If they think it’s going to fast, I can take time on the evenings and weekends to help them. I can find a tutor to help out if necessary. Get them caught up to the point that they can follow class again. This seems important to catch early, so that my kids don’t get a complex about it.

If my kids report that things are going too slow for them, the answer might actually be the same. Certainly in the short term extra tutoring and weekend projects will probably help them to stay invested in learning. Longer term, it may make sense to seek a different class or school.

Resiliency in and out of schools

There’s a common idea that school shapes your kid. It does everything for them: reading, writing, arithmetic. Also critical thinking, morals, and political thought. What if we should all expect less from schools?

What if there are things that are better taught at home, that will actually make school more useful too?

Kids who have agency, and are connected to friends and family, will suffer less from bad schools and prosper more from good schools. Those two keys, agency and connection, aren’t going to form in the school. That’s the main thing that I want to focus on as a parent.

Those keys are also crucial to what Polgar did for his kids.

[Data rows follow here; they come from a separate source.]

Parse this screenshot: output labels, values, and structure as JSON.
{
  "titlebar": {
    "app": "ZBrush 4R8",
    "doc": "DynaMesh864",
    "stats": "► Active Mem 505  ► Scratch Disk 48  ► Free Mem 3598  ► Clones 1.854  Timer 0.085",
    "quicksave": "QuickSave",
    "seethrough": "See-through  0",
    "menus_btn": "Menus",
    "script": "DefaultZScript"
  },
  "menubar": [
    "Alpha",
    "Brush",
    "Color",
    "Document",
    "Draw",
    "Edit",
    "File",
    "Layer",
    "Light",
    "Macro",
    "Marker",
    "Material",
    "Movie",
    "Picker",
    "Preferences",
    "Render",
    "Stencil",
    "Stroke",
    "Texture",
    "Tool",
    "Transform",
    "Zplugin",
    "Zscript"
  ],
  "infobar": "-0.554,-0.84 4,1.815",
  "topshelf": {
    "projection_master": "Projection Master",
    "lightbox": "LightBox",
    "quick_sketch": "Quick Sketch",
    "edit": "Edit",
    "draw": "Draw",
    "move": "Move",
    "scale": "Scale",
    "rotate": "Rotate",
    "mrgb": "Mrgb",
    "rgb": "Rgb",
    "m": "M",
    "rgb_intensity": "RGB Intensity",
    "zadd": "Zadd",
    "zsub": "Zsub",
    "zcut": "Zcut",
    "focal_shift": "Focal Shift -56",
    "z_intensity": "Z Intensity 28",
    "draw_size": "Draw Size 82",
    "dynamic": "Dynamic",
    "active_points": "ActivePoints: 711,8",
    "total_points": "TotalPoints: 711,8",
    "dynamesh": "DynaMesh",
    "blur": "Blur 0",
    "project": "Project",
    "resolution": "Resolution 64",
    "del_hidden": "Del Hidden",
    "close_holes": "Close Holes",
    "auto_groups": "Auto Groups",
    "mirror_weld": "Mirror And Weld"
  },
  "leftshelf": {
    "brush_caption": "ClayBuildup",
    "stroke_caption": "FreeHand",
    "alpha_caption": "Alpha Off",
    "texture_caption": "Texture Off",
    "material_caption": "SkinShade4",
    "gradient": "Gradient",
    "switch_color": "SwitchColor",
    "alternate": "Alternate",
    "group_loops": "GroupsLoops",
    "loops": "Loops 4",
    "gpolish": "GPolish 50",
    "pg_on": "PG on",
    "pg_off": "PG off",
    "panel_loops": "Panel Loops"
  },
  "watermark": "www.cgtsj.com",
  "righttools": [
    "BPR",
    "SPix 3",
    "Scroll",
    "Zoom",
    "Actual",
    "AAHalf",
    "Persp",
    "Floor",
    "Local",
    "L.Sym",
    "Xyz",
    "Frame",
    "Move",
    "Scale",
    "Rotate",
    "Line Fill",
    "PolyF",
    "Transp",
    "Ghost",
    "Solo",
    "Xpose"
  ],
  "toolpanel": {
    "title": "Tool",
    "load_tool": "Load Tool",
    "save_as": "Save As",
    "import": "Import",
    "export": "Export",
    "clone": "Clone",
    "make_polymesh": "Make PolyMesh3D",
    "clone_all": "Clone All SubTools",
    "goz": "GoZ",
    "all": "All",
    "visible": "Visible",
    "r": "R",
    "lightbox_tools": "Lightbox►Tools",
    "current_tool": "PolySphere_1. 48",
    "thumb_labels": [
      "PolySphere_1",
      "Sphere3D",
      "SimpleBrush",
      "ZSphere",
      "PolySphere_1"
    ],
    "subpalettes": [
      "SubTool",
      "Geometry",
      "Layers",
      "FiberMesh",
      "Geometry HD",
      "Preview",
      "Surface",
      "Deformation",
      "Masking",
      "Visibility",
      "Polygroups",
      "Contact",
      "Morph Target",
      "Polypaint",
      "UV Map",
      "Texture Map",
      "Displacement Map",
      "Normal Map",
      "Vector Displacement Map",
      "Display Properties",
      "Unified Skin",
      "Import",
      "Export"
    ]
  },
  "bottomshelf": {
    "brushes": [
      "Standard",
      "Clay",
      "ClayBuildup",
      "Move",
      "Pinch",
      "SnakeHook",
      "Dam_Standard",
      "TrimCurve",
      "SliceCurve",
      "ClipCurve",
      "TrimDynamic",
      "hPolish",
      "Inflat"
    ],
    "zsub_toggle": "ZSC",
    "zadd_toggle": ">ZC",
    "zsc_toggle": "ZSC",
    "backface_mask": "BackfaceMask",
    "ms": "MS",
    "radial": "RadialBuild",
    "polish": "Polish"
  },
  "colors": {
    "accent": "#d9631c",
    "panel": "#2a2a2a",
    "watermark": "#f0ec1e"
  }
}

He gave them agency by showing them that they learned useful things. He showed them it was possible to know more than their parents; that the kids could be the experts. He also gave them community and connection. He brought his kids to groups of intellectual peers, in chess and in language learning. I wonder how loadbearing these few things were for Polgar. Perhaps moreso than the individual lessons or what he chose to teach them when.

This is what I’m trying to give my kids now, before they even start school. The understanding that learning leads to knowing, that knowledge is power. Also the ability to connect with people of various ages, backgrounds, and interests. Maybe with this, they’ll be able to enjoy school.